1
votes

I have a patient table with a few columns, and a clustered index on column ID and a non-clustered index on column birth.

create clustered index CI_patient on dbo.patient (ID)
create nonclustered index NCI_patient on dbo.patient (birth)

Here are my queries:

select * from patient 

select ID from patient

select birth from patient 

Looking at the execution plan, the first query is 'clustered index scan' (which is understandable because the table is a clustered table), the third one is 'index scan nonclustered' (which is also understandable because this column has a nonclustered index)

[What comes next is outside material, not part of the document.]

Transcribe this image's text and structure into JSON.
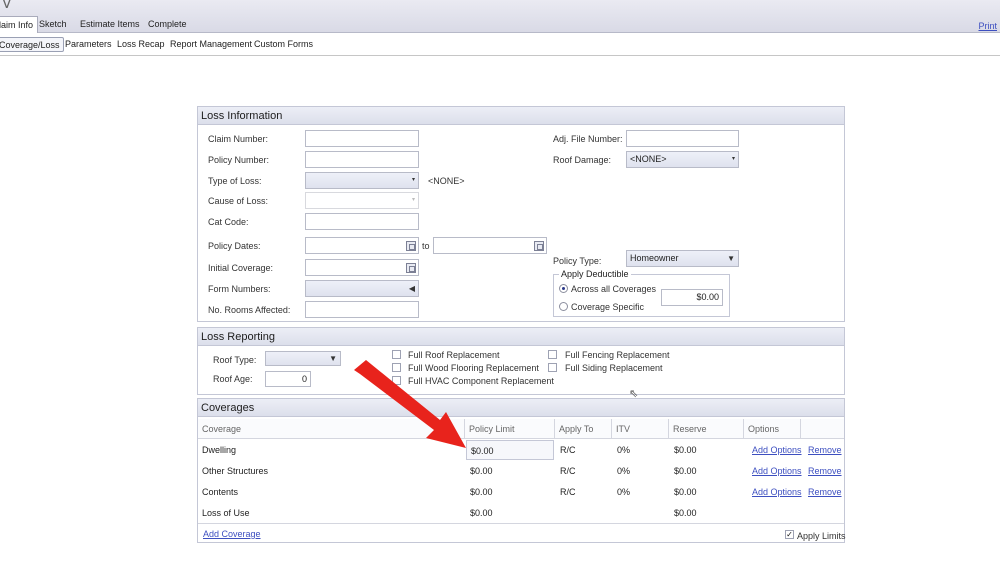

My question is why the second one is 'index scan nonclustered'? This column suppose to have a clustered index, in this sense, should that be clustered index scan? Any thoughts on this?

query

1
How large is the table? The query plans on small tables don't mean much. - Gordon Linoff
@GordonLinoff It is a pretty small table, or a test table. I created it to practice sql index. - Kay
A non-clustered index also contains the clustered index key as the row locater. This is ID - so it is more efficient to scan that index. Change the clustered index to something else and you will likely see that plan change to the clustered index. - SMor
@SMor, would you please further explain why if the column is ID it would more efficient to be non-clustered index scan? Thanks! - Kay
@Kay, the leaf nodes of the non-clustered index contain only birth(the key column) and id (row locator) as @SMor mentioned. The leaf nodes of the clustered index contain all columns in the table. Although both contain the requested id column, the optimizer chose the non-clustered index because is faster to scan the smaller of the 2 indexes. Full scans (e.g. no WHERE clause) typically use the narrowest index with all the columns needed by the query. - Dan Guzman

1 Answers

3
votes

Basically, your second query wants to get all ID values from the table (no WHERE clause or anything).

SQL Server can do this two ways:

  • clustered index scan - basically a full table scan to read all the data from all rows, and extract the ID from each row - would work, but it loads the WHOLE table, one by one
  • do a scan across the non-clustered index, because each non-clustered index also includes the clustering column(s) on its leaf level. Since this is a index that is much smaller than the full table, to do this, SQL Server will need to load fewer data pages and thus can provide the answer - all ID values from all rows - faster than when doing a full table scan (clustered index scan)

The cost-based optimizer in SQL Server just picks the more efficient route to get the answer to the question you've asked with your second query.